3. Kewajiban pelanggar untuk mengikuti pembinaan


ulang profesi
4. Pelanggar dinyatakan tidak layak lagi menjalankan
fungsi kepolisian.
Upaya hukum yang dapat dilakukan jika terjadi salah
tangkap yakni menurut pasal 1 ayat 22 KUHP, ganti
kerugian.Yang menjadi dasar hukum untuk tuntutan
ganti kerugian adalah pasal 77 poin b KUHP,
kemudian rehabilitasi sesuai dengan pasal 1 ayat 10
KUHP pada poin c.
d.

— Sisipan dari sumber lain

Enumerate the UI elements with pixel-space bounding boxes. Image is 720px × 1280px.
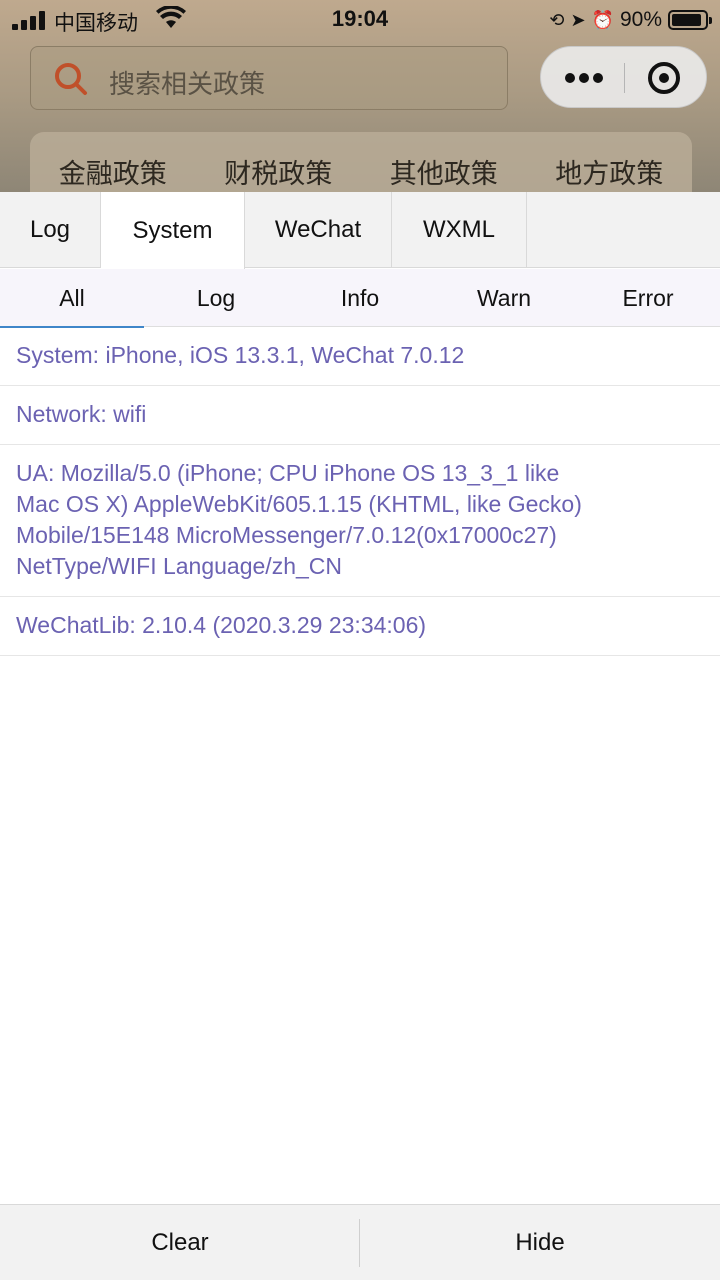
alarm-icon: ⏰ [591,10,614,30]
log-level-filter: All Log Info Warn Error [0,269,720,328]
debug-console-panel: Log System WeChat WXML All Log Info Warn… [0,192,720,1280]
background-app: 中国移动 19:04 ⟲ ➤ ⏰ 90% 搜索相关政策 金融政策 财税政策 其他… [0,0,720,192]
status-icons: ⟲ ➤ ⏰ 90% [549,6,712,34]
log-entry-network: Network: wifi [0,386,720,445]
category-tab-finance[interactable]: 金融政策 [59,152,167,192]
category-tab-tax[interactable]: 财税政策 [224,152,332,192]
category-tab-other[interactable]: 其他政策 [390,152,498,192]
orientation-lock-icon: ⟲ [549,10,565,30]
console-toolbar: Clear Hide [0,1204,720,1280]
battery-icon [668,10,712,30]
toolbar-divider [359,1219,360,1267]
more-options-button[interactable] [541,47,624,109]
capsule-divider [624,63,625,93]
console-main-tabs: Log System WeChat WXML [0,192,720,269]
close-mini-program-icon[interactable] [648,62,680,94]
search-placeholder: 搜索相关政策 [109,69,266,99]
filter-error[interactable]: Error [576,269,720,327]
search-input[interactable]: 搜索相关政策 [30,46,508,110]
filter-all[interactable]: All [0,269,144,328]
log-entry-wechatlib: WeChatLib: 2.10.4 (2020.3.29 23:34:06) [0,597,720,656]
log-entry-system: System: iPhone, iOS 13.3.1, WeChat 7.0.1… [0,327,720,386]
category-tabs: 金融政策 财税政策 其他政策 地方政策 [30,132,692,192]
search-icon [55,63,87,95]
tab-wxml[interactable]: WXML [392,192,527,268]
location-arrow-icon: ➤ [570,10,586,30]
tab-wechat[interactable]: WeChat [245,192,392,268]
log-entry-user-agent: UA: Mozilla/5.0 (iPhone; CPU iPhone OS 1… [0,445,720,597]
battery-percent: 90% [619,8,662,31]
status-bar: 中国移动 19:04 ⟲ ➤ ⏰ 90% [0,0,720,40]
hide-button[interactable]: Hide [360,1205,720,1280]
filter-info[interactable]: Info [288,269,432,327]
mini-program-capsule [540,46,707,108]
category-tab-local[interactable]: 地方政策 [555,152,663,192]
tab-system[interactable]: System [101,192,245,269]
filter-log[interactable]: Log [144,269,288,327]
filter-warn[interactable]: Warn [432,269,576,327]
log-list: System: iPhone, iOS 13.3.1, WeChat 7.0.1… [0,327,720,656]
clear-button[interactable]: Clear [0,1205,360,1280]
tab-log[interactable]: Log [0,192,101,268]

Menambah syarat bukti permulaan yang cukup
Menambah syarat bukti permulaan yang cukup
dapat mengurangi terjadinya kasus salah tangkap.

BAB III Kesimpulan


Sebuah aparatur negara sekalipun wajib memiliki cara dan
etika dalam melakukan tugasnya,dalam bertindak dan memenuhi
kewajibannya sekalipun, kejadian seperti ini jangan sampai
terulang kembali dan itu bisa menghambat proses berjalannya
pelaksanaan. Selain itu juga bisa merugikan diri sendiri dan
orang lain akibat dari kecerobohan yang di lakukan. Khususnya
aparatur negara harus lebih bijak dan cerdas dalam menangani
bangsanya sendiri untuk kemajuan bangsa dan negara.